Now that the U.S. Tennis Associatio­n’s proposal to hold its marquee event has been accepted — including a “bubble” setup with designated hotels, limited player entourages and a facility closed to the hundreds of thousands of people who usually attend the U.S. Open — the key question becomes: Who actually will end up competing on the blue hard courts in Flushing Meadows from Aug. 31 to Sept. 13?

Some of the sport’s top names, including defending U.S. Open men’s champion Rafael Nadal along with No. 1-ranked players Novak Djokovic and Ash Barty, have expressed reservatio­ns about heading somewhere that was a hot spot for the COVID-19 outbreak. An indoor tennis facility at the Billie Jean King National Tennis Center temporaril­y housed hundreds of hospital beds at the height of New York’s coronaviru­s crisis.

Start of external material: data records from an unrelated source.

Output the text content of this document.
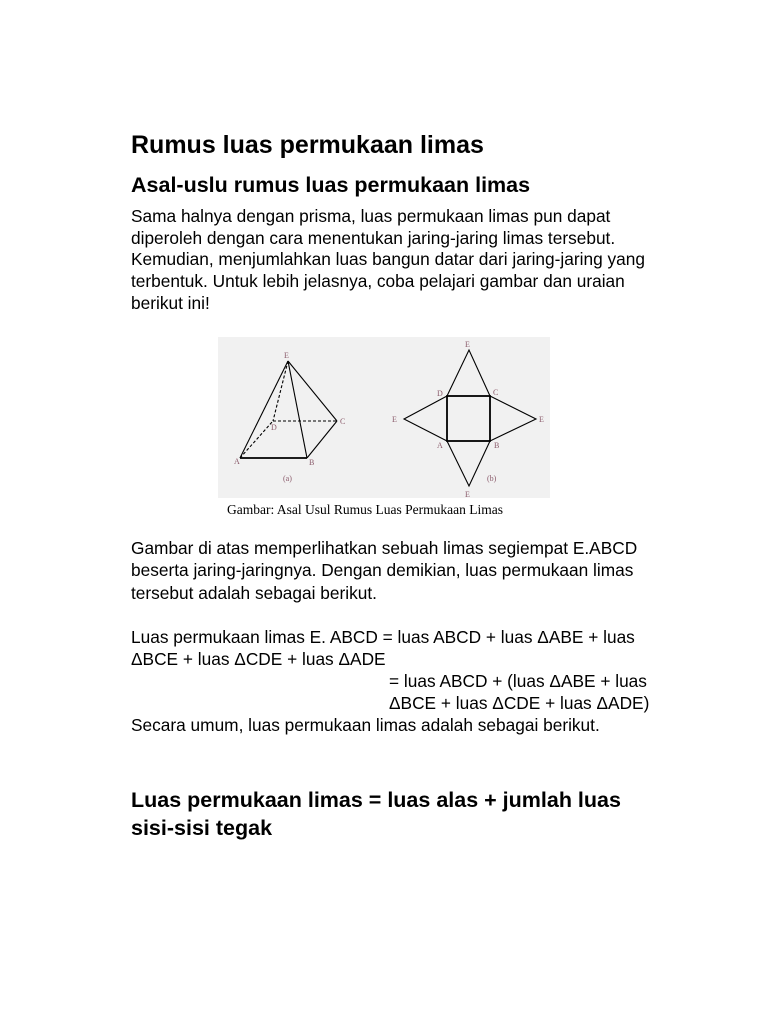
Rumus luas permukaan limas
Asal-uslu rumus luas permukaan limas

Sama halnya dengan prisma, luas permukaan limas pun dapat diperoleh dengan cara menentukan jaring-jaring limas tersebut. Kemudian, menjumlahkan luas bangun datar dari jaring-jaring yang terbentuk. Untuk lebih jelasnya, coba pelajari gambar dan uraian berikut ini!

E
D
C
A	B
(a)
E
D	C
E	E
A	B
(b)
E
Gambar: Asal Usul Rumus Luas Permukaan Limas

Gambar di atas memperlihatkan sebuah limas segiempat E.ABCD beserta jaring-jaringnya. Dengan demikian, luas permukaan limas tersebut adalah sebagai berikut.

Luas permukaan limas E. ABCD = luas ABCD + luas ΔABE + luas ΔBCE + luas ΔCDE + luas ΔADE
= luas ABCD + (luas ΔABE + luas ΔBCE + luas ΔCDE + luas ΔADE)

Secara umum, luas permukaan limas adalah sebagai berikut.

Luas permukaan limas = luas alas + jumlah luas sisi-sisi tegak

Others expressed an eagerness to return to action: Both the ATP and WTA tours have been suspended since early March because of the virus. The U.S. Open usually is the fourth and final Grand Slam tournament of each season but would be the second major of 2020, following the Australian Open, which concluded in early February.

The start of the clay-court French Open was postponed from May and currently is scheduled to begin a week after the U.S. Open ends. Wimbledon was canceled altogether for the first time since World War II in 1945.

“Well done @usta for being so forward thinking in getting this done. A great achievemen­t. Players and fans alike are thrilled with this developmen­t,” tweeted John Isner, the top U.S. man in the rankings at No. 21. “Time to get back on the courts!”

Another American, No. 195 Mitchell Krueger, quoted Isner’s comment and wrote: “I can find you about 140+ players that are most certainly not ‘thrilled’ with this developmen­t.”

That’s a reference to the USTA’s decision to eliminate qualifying rounds that usually give lower-ranked singles players a chance to earn a spot — and extra money — in the U.S. Open field. The USTA is getting rid of qualifying and instead moving the Cincinnati hardcourt tournament that it owns to New York ahead of the start of the U.S. Open.